Examining the drop-off points and the exit pages is highly illuminating. This can give you an idea why people are choosing to leave at this point. Are the visitors who are leaving using a mobile device like a tablet or a smartphone which may indicate a problem with the page design? Is it not possible to complete the purchase using a mobile device for some reason? Consider all possibilities like unclear content or confusing navigation to explain why certain pages see the most exits.
4. Retargeting in social media
Facebook retargeting is an excellent way to reach out to previous visitors to your website. The audience can be segmented down sufficiently to offer a product promotion that will appeal to them and entice them to return.
Retargeting tends to be successful with customers because, unlike other forms of advertising, it matches their interests closely. For potential buyers who didn’t complete the checkout process or needed more time to think about the purchase before committing to it, the ad may be just what they needed to finalize the purchase.
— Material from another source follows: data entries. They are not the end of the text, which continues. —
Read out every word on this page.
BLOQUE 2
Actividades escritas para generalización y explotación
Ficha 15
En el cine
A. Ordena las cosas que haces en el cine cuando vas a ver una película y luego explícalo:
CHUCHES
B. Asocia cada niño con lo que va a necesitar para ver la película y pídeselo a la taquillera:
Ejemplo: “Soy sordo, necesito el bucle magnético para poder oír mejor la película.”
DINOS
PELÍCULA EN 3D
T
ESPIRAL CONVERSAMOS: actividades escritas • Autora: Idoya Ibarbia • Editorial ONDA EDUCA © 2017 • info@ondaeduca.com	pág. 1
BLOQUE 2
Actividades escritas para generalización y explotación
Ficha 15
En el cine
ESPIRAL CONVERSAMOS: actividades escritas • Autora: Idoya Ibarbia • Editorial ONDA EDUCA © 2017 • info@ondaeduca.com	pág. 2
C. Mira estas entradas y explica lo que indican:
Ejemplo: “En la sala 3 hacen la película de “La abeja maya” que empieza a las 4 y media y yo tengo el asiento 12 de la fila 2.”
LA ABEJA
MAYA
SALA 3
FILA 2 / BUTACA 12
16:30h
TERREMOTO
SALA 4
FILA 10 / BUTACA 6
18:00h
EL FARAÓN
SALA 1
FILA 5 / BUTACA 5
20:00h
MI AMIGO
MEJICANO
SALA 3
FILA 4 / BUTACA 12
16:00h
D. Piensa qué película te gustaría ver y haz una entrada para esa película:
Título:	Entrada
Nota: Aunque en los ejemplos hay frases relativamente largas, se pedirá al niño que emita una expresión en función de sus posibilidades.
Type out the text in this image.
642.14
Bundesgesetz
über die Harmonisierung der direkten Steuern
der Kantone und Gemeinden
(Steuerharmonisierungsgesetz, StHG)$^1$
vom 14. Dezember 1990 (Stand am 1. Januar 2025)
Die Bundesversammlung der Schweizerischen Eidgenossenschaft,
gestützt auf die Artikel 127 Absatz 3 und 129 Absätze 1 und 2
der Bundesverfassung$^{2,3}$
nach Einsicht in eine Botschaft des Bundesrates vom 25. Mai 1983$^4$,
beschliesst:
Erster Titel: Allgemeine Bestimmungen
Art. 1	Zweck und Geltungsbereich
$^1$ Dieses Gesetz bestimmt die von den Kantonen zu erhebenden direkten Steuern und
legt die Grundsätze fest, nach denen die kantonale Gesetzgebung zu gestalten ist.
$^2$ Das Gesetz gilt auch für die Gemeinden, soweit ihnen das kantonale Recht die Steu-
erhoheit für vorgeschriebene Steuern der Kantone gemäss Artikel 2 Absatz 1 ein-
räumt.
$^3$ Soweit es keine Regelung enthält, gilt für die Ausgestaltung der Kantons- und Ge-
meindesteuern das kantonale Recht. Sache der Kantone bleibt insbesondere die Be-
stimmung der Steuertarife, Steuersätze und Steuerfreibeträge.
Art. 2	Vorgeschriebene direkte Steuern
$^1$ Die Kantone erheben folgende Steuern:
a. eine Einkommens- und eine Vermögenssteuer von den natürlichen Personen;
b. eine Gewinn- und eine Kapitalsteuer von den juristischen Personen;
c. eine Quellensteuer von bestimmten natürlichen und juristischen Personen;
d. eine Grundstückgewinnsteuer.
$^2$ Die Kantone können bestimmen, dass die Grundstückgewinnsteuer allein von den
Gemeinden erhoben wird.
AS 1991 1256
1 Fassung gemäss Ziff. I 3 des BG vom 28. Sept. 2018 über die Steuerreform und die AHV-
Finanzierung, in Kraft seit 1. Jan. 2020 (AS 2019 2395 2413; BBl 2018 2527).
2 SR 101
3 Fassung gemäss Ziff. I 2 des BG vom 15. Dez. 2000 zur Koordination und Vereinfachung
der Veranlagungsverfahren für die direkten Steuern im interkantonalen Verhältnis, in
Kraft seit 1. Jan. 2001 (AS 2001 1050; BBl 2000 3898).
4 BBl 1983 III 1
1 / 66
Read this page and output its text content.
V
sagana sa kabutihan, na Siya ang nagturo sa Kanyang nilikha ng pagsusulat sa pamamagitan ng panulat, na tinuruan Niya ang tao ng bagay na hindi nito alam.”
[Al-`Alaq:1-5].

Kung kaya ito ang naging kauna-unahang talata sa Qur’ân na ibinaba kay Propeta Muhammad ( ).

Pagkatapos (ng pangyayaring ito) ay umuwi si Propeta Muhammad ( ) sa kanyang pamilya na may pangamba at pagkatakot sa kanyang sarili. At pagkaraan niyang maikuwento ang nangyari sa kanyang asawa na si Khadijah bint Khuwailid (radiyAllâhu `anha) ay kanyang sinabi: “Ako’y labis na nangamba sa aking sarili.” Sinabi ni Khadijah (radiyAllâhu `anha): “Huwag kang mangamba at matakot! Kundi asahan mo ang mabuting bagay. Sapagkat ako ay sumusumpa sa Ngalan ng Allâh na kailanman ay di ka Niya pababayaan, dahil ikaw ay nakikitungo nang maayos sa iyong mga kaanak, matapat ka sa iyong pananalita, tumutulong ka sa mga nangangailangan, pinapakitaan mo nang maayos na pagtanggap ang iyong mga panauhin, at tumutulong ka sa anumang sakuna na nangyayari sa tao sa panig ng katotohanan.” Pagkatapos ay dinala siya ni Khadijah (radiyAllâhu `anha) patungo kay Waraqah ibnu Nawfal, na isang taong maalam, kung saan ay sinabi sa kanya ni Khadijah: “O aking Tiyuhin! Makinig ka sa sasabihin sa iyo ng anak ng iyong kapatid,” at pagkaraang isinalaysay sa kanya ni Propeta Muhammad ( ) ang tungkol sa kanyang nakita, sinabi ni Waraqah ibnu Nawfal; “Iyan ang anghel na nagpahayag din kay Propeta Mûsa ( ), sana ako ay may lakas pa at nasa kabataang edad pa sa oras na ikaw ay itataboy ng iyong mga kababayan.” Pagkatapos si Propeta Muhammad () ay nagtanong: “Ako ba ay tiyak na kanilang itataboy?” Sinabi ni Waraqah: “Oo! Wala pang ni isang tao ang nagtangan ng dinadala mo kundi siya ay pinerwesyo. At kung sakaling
5. Redesigning the shopping cart experience
If you aim at reducing the incidence of abandoned shopping carts, improving the purchase experience is a critical aspect not to be overlooked. Amazon is a great example of a shopping cart system that works time and again.
Even the slightest thing can cause a problem of a purchase being halted. For instance, a writer recently attempted to purchase a domain name from NameCheap.com but was unable to do so because his bank card had expired. There was no option to edit the card details; a whole new card needed to be entered. It was impossible to make the change while inside the shopping cart. It was necessary to go into the account settings to deal with the card issue separately, then return to the shopping cart to complete the purchase. A less persistent customer would have abandoned the cart because of the inability to deal with adding new card details, a standard purchase action within a cart one would think!
Compare the above problem to Amazon where it is easy to update card details and complete a purchase. Some more determined e-commerce sites will decide to use software from providers such as Optinmonster, as they offer campaigns directed specifically to reduce cart abandonment. Making the customers’ interaction with the site more captivating with personalized messages as well as improving the functionality of a shopping cart also helps to bring the customers back and complete previously abandoned purchases.
6. Getting customers’ email addresses early
While not necessarily requesting to sign up for a full account right away, look for the opportunities to connect a visitor to their email as soon as possible. In a situation where a shopping cart gets abandoned, this creates so many additional ways to fix things and get the customer back. The value of getting customers’ email addresses cannot be overstated because it enables automatic recovery mailings, retargeting, and more. By some estimates, close to $18bn is lost annually due to abandoned carts, so being able to get in touch with the customer to see what problem they had is invaluable.
7. Using live chat
Wherever possible, consider having a live chat option on your site during regular shopping hours. While it may be expensive initially to have staff to handle that option, it drives down cart abandonment rates substantially for companies that use it. The live chat option doesn’t have to be present all over the site, but it gives priceless advantages when used through the shopping cart process. It provides customer service right when it’s potentially needed and could lead to having a new customer for life.
Instead of a conclusion
The multitude of approaches to reducing the rate of shopping cart abandonment as well as various ways to get customers back on the site gives online retailers hope. The losses due to abandoned carts are substantial, both for small mom ‘n’ pop online stores and the largest online retailers like Amazon. However, by taking a measured approach, it’s possible to reduce those losses and retain more customers in the process.